2008/02/21

Influenced by the Greats

The longer I live, the harder it is not to unwittingly plagiarize. Well, okay. Not really plagiarize. But I sat here and thought and thought and researched and researched and asked my husband (a man trying to work at the moment), trying to figure out how to say "charity first" and "obedience always" - as an answer to sola fidelis, sola scriptura, sola gracia (faith alone, scripture alone, grace alone -- which is funny anyway, because how can it be three things, and each of them "alone"?), because I think that's a cockeyed way to look at the historic Christian faith, (getting the impression I'm spending too much time thinking lately? Look at the length of this sentence! Diagram it if you dare!)

and then ...

clang!!!

I realized where I'd heard it before. It's St. Augustine.

In necessariis unitas,

In dubiis libertas,

In omnibus autem caritas,


In essentials unity,
In doubtful things liberty,
In all things love.

Someone asked me the question last week -- what would I do at lunch with an old friend who didn't know I wasn't eating meat on Wednesdays? (It's Lent - traditional practice is that every Wednesday in Lent is a mini-Ash Wednesday.) My answer was that it's charity first. I'm not allowed to use my religion as an excuse to be rude. So I got to thinking about this shift in my head (and conversations!) over the last decade, and I realized that this is enormous.

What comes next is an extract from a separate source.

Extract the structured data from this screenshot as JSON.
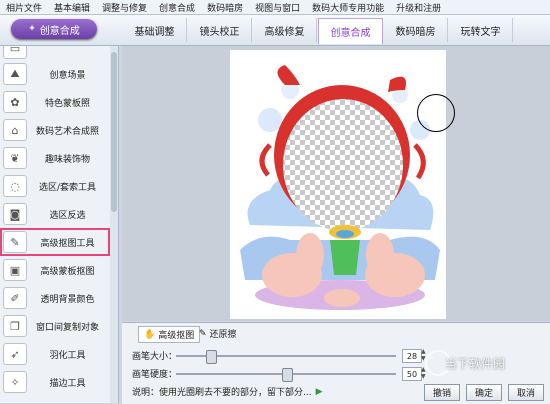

We live in a land and an era where the slogan, placard, party, club, and group titles are terrifically important to us. (I think this might be because we're a mash of all kinds of heritages, and so we seek our "tribe.") We also revere The Sale. I feel good about my group if I can sell you on it. Talk you into joining me. (A whole nation of pyramid schemers - that's what it seems like sometimes.) If I can show you enough good reasons, you won't have any choice but to agree with me and join me.

The land of pyramid sales is not actually enough of the world to be functional, though. In the end, there are all kinds of people, and there's no amount of convincing demagogues who will ever be able to change that. The population of humans is, in the end, less of a herd animal than that. Tribe we need. Cult, not so much.

I've also learned that nobody - ever - not ever one time - was argued into faith. Faith isn't ever a matter of argument. It's a matter of choice and obedience and will - stuff much sturdier in the end than mere "reasons" or just being "right" about things. Humans can't live on reasons alone.

It's charity first. That's the rule in historic Christendom, errors to the contrary, both large and small, notwithstanding. Charity first. Take your limited understanding, feeble strength, and puny needs for validation off of it, and just be nice. That's really what it more often boils down to.

So I start to figure out how to say that in something more intriguing than English, and I hunt and hunt and bother my husband at work, and then I realize it. That's the voice of Augustine whispering in my ear - by way of a Sunday School teacher named Mrs. Needham.

She gave it to us as a class of seventeen year old girls.

In essentials, unity.
In non-essentials, liberty.
In all thing, charity.

Influenced by the Greats - Saint Augustine and Mrs. Needham.